The hardest part of dealing with her daughter's death, Susan said, was the 
way that Bridgette died.

"How ridiculous for a 29-year-old girl to die for nothing," she said. "She 
wasn't ill. She didn't have a disease. I could have handled it easier if 
she had died of cancer."

Since Bridgette's death, Susan has started two programs, Everyone's Child 
and Padlock, as a way to combat the drug problem facing our communities.

When something the magnitude of having a child die happens, a person has 
basically two choices on how to react, Susan said.

"It will either kill you or get you motivated to make a change," she said. 
"You either let them keep stomping all over you or you can get up and stomp 
back."

Susan describes Everyone's Child and Padlock as "evolving programs" that 
will take whatever direction needed in order to help solve the drug problem 
facing communities.

"Anything that helps to solve the problem, I'm all for it," she said.

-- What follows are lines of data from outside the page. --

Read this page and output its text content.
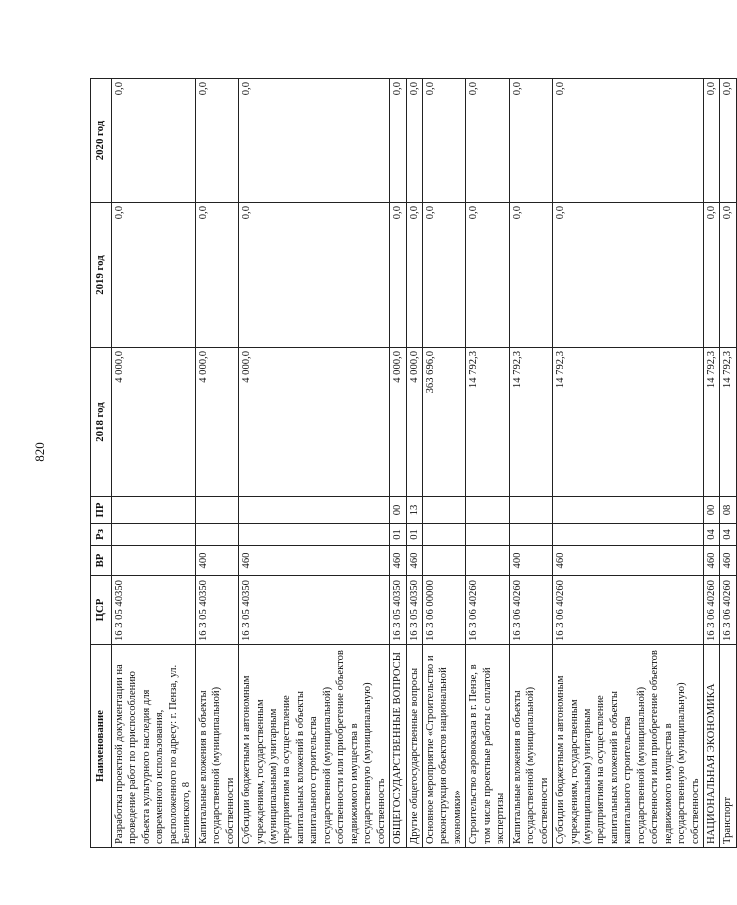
820
Наименование	ЦСР	ВР	Рз	ПР	2018 год	2019 год	2020 год
Разработка проектной документации на проведение работ по приспособлению объекта культурного наследия для современного использования, расположенного по адресу: г. Пенза, ул. Белинского, 8	16 3 05 40350				4 000,0	0,0	0,0
Капитальные вложения в объекты государственной (муниципальной) собственности	16 3 05 40350	400			4 000,0	0,0	0,0
Субсидии бюджетным и автономным учреждениям, государственным (муниципальным) унитарным предприятиям на осуществление капитальных вложений в объекты капитального строительства государственной (муниципальной) собственности или приобретение объектов недвижимого имущества в государственную (муниципальную) собственность	16 3 05 40350	460			4 000,0	0,0	0,0
ОБЩЕГОСУДАРСТВЕННЫЕ ВОПРОСЫ	16 3 05 40350	460	01	00	4 000,0	0,0	0,0
Другие общегосударственные вопросы	16 3 05 40350	460	01	13	4 000,0	0,0	0,0
Основное мероприятие «Строительство и реконструкция объектов национальной экономики»	16 3 06 00000				363 696,0	0,0	0,0
Строительство аэровокзала в г. Пензе, в том числе проектные работы с оплатой экспертизы	16 3 06 40260				14 792,3	0,0	0,0
Капитальные вложения в объекты государственной (муниципальной) собственности	16 3 06 40260	400			14 792,3	0,0	0,0
Субсидии бюджетным и автономным учреждениям, государственным (муниципальным) унитарным предприятиям на осуществление капитальных вложений в объекты капитального строительства государственной (муниципальной) собственности или приобретение объектов недвижимого имущества в государственную (муниципальную) собственность	16 3 06 40260	460			14 792,3	0,0	0,0
НАЦИОНАЛЬНАЯ ЭКОНОМИКА	16 3 06 40260	460	04	00	14 792,3	0,0	0,0
Транспорт	16 3 06 40260	460	04	08	14 792,3	0,0	0,0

One of the areas she hopes to focus on is the law enforcement aspect of 
fighting the war on drugs.

"The police can't do this by themselves," she said. "They need help. We can 
help them. We are the people.

We have eyes and ears and voices." According to Susan, one of the biggest 
obstacles in the war on drugs is the unwillingness of some people to admit 
that problems with drugs can occur not only in their community, but in 
their family as well. "No town is exempt.

No community is exempt.

Almost no family is exempt," she said. "It could happen to you, too. Oh, 
yes it could."

Susan said that on many occasions, she tried to help her daughter overcome 
the dependence she had developed on drugs. "I tried to save her and 
couldn't. She really did not know what was wrong with her," Susan said. "If 
she had dried out and gotten off the drugs for a while, she might have been 
Bridgette again.

"My dream was for her to be my best friend again someday when this was all 
over with and they (drug dealers) took what could have been my best friend 
from me."

Susan stated that she felt that even having her daughter in jail for drugs 
would have been better than the way things ended. "I would have been glad 
if someone had arrested her," she said. "I would much rather visit her in 
jail than in a graveyard."

Another of the main focuses of the problem will be to help increase not 
only the awareness about the level of the drug problem in northeast 
Tennessee, but also about the devastating effects that drugs have on the 
people who use and abuse them.

To help increase community awareness, Everyone's Child will be holding open 
forum public meetings on June 27 and 28 at the lower end of the Ingle's 
parking lot on West Elk Avenue.

"I want all of the good Christian people of the community to come down," 
Susan said, adding that she asks those who come down to the meetings to 
wear something orange. "The reason for orange is because we've been the 
prisoners of these people and it's time to get out of the orange prison gear."